Special services of Kyrgyzstan and Uzbekistan have made a secret list of refugees residing in their territory and agreed on their mutual extradition.
In April 2015, representatives of special services of Uzbekistan and Kyrgyzstan held a closed-door meeting. According to a credible source’s leaked information, a list of people living in these countries and wanted by the authorities was approved in this meeting. The information we receive from this source always gets confirmed.
Many on this list are subject to the protection criteria defined by the UN Convention on the Status of Refugees. Some of them applied to the UNHCR for refugee status.
The Uzbek side requested of Kyrgyzstan extradition of Karakalpak refugees. Uzbek authorities label these people “separatists” because they actively support independence of Karakalpakistan. More than 50 Karakalpaks living in Kyrgyzstan are under the threat of extradition. In Uzbekistan, they are at risk of torture, prolonged imprisonment and death. Relatives and persons with whom they maintained relations before their emigration are either in custody or under the total control of the security services.
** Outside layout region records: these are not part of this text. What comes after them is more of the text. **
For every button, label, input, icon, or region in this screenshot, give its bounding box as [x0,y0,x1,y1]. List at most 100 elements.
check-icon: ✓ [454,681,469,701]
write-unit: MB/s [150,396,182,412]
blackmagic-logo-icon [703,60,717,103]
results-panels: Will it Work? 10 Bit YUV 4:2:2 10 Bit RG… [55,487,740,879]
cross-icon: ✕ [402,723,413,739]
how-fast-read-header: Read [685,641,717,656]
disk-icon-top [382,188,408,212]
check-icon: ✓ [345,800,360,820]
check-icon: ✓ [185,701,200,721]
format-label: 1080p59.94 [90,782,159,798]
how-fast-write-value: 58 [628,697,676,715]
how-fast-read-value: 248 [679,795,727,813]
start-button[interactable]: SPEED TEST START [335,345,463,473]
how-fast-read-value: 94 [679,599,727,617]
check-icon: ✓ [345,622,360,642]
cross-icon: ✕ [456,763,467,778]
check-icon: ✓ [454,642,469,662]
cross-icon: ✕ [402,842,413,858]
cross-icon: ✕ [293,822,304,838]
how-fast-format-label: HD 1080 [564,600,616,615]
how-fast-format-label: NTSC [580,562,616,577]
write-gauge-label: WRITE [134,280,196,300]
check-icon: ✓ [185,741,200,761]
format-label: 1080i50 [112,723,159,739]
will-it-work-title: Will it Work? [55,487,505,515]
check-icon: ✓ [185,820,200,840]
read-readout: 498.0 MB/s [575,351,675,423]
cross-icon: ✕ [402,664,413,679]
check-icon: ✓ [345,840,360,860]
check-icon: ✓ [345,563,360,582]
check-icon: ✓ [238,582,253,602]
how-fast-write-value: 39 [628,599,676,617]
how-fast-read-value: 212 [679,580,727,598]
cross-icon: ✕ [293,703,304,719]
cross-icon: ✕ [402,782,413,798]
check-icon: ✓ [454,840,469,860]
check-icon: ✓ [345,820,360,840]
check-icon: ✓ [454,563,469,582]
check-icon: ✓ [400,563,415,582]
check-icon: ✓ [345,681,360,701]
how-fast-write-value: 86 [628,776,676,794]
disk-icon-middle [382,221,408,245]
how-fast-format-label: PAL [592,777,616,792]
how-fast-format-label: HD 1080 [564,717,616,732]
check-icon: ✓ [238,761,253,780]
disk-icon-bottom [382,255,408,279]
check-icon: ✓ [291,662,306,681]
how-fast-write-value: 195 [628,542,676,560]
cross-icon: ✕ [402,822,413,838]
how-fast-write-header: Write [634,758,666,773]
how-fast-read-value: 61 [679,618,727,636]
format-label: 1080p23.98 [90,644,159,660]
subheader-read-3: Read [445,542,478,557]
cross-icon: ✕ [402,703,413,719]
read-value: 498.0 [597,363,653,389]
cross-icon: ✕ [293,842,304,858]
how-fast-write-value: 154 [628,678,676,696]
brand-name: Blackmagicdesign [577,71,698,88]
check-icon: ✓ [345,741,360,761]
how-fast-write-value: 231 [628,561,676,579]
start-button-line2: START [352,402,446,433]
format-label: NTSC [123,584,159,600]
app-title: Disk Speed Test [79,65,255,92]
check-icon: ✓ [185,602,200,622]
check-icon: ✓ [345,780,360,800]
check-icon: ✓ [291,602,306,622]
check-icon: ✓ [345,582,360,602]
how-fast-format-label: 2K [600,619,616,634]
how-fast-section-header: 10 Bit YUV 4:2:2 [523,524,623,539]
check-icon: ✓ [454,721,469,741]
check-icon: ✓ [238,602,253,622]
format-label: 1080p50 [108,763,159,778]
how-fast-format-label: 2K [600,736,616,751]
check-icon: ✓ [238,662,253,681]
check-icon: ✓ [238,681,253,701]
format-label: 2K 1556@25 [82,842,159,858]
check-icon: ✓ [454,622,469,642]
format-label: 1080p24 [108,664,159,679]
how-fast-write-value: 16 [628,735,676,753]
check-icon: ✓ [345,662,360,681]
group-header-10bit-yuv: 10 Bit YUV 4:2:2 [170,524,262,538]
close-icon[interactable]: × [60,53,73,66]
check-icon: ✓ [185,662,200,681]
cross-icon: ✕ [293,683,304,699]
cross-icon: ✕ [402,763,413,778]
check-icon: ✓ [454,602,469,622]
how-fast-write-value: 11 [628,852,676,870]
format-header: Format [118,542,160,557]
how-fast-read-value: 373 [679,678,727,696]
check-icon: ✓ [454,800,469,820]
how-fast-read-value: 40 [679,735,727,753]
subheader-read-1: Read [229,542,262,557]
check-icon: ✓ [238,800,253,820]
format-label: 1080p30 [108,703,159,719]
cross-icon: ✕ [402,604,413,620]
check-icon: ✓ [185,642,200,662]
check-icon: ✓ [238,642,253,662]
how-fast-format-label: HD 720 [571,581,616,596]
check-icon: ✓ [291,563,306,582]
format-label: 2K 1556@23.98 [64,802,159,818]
The Kyrgyz side in return requested extradition of Kyrgyz citizens, ethnic Uzbeks, persecuted for their involvement in the Osh events of June 2010. Uzbekistan is known to be home to about 100 ethnic Uzbeks originally from the south of Kyrgyzstan. In the case of forced return, they are at risk of torture, life imprisonment, death, confiscation of property and discrimination against their relatives along ethnic lines. The government officials, nationalists and criminal gangs systematically put pressure on judges and lawyers in Kyrgyzstan. Therefore, ethnic Uzbeks in the country have no chance of an impartial and fair trial. Cases of Azimjon Askarov Dilmurad Khaidarov, Mirzahid Vahabzhanov and others show this to be the case.
In Uzbekistan, all Uzbeks who fled southern Kyrgyzstan have been under the surveillance of the National Security Service (SNB) for the last fine years. Their freedom of movement is restricted, the National Security Service seized their passports and curtails their attempts to legalise. In actual fact, they are refugees. They had to leave their homes under threat of death during inter-ethnic violence in southern Kyrgyzstan and live in Uzbekistan illegally. The refugees were willing to legalise. However, the Uzbek authorities did not allowed them to do so and this puts these people in complete dependence on the decisions of various government departments, without any involvement of international organisations and independent observers.
If refugees exchange takes place, Kyrgyzstan and Uzbekistan will demonstrate once again their reluctance to comply with international agreements on human rights and safeguard the rule of law.
Association for Human Rights in Central Asia calls on
— United Nations High Commissioner for Human Rights,
— United Nations High Commissioner for Refugees,
— United Nations Special Rapporteur on Torture,
— EU Commissioner for Human Rights,
— EU Commissioner for Central Asia
to intervene in this situation.
Association for Human Rights in Central Asia appeals to all diplomatic missions and the media to seek suspension of the mass expulsion of refugees and their forced return to the countries of origin, where they are in mortal danger. We urge you to do everything that is necessary for the legalisation of persons in need of international protection.